The AJCC and UICC disagree that the TNM staging system should revert to the fifth edition staging system for colon cancer. We agree that the TNM staging system should undergo continuous scrutiny and periodic revision to give patients and doctors the best possible information and to provide a basis for study of the societal impact of improvements in cancer prevention, diagnosis, and treatment.

REFERENCES

(1) O'Connell JB, Maggard MA, Ko CY. Colon cancer survival rates with the new American Joint Committee on Cancer sixth edition staging. J Natl Cancer Inst 2004;96:1420–5.[Abstract/Free Full Text]

(2) Greene FL, Page DL, Fleming ID, et al. (editors). AJCC cancer staging manual. 6th ed. New York (NY): Springer-Verlag; 2002.

(3) Sobin LH, Wittekind CH (editors). UICC TNM classification of malignant tumors. 6th ed. New York (NY): Wiley; 2002.
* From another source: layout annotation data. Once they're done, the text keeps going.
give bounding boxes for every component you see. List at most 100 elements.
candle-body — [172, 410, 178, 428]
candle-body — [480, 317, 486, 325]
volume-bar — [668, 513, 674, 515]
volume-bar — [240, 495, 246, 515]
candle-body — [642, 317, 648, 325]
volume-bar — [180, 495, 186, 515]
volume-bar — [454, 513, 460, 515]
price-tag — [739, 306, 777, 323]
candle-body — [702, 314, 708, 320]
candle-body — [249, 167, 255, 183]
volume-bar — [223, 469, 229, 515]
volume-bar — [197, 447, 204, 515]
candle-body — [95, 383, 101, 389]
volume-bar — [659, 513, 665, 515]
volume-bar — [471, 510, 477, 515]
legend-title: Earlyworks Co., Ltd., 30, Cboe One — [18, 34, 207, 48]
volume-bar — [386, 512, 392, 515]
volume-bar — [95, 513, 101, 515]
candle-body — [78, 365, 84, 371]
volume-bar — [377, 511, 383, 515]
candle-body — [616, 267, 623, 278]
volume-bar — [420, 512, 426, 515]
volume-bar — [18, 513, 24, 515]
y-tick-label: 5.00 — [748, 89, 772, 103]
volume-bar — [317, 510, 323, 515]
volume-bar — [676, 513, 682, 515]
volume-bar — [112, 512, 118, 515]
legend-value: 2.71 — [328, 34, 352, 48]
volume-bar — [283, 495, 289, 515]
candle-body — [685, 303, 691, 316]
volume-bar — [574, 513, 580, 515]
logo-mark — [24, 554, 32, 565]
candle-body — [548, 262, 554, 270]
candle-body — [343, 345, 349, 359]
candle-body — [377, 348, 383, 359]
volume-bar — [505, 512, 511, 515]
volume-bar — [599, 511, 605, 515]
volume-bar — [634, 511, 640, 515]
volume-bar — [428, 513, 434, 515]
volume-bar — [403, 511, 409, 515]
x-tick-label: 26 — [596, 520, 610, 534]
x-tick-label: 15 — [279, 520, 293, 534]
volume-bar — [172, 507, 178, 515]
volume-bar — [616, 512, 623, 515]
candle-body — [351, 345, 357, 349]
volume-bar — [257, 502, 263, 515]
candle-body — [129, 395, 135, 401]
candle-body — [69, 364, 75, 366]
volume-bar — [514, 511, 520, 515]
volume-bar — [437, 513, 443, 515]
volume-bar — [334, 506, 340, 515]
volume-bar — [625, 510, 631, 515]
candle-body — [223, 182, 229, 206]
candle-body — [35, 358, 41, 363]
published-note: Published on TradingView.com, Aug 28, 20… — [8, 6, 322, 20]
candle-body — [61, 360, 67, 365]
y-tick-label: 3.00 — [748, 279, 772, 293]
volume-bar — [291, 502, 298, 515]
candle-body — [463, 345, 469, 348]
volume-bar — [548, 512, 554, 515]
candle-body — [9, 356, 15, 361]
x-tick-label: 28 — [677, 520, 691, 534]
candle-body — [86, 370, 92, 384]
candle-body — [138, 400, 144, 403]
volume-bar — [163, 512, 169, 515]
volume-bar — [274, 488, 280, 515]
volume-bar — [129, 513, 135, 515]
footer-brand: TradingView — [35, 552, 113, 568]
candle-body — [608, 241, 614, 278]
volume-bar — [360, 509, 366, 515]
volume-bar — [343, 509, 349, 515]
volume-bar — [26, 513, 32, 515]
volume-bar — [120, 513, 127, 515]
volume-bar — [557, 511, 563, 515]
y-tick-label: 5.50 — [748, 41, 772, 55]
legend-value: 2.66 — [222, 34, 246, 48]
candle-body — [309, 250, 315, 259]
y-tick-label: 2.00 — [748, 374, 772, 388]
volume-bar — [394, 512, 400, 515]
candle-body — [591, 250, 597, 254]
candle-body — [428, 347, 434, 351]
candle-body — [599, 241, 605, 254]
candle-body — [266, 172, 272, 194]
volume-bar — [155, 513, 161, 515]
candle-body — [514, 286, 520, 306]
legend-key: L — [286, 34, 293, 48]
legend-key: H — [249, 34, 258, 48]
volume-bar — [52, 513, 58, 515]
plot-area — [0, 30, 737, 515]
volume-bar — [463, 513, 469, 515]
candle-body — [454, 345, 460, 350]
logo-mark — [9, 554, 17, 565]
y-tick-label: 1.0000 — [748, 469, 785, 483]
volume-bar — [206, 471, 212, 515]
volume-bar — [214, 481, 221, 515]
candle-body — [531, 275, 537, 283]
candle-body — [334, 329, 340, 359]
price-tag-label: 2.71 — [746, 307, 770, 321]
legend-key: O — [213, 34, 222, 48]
(4) Burke HB. Outcome prediction and the future of the TNM staging system. J Natl Cancer Inst 2004;96:1408–9.[Free Full Text]

(5) Yarbro JW, Page DL, Fielding LP, Partridge EE, Murphy GP. American Joint Committee on Cancer prognostic factors consensus conference. Cancer 1999;86:2436–46.[CrossRef][ISI][Medline]

(6) Gospodarowicz MK, Henson DE, Hutter RVP, O'Sullivan B, Sobin LH (editors). Prognostic factors in cancer. 2nd ed. New York (NY): Wiley; 2001.

(7) Rodvald DM, McLeod DG, Brandt JM, Snow PB, Murphy GP. Artificial neural networks for physicians: a technology introduction. In: Gospodarowicz MK, Henson DE, Hutter RVP, O'Sullivan B, Sobin LH (editors). Prognostic factors in cancer. 2nd ed. New York (NY): Wiley; 2001.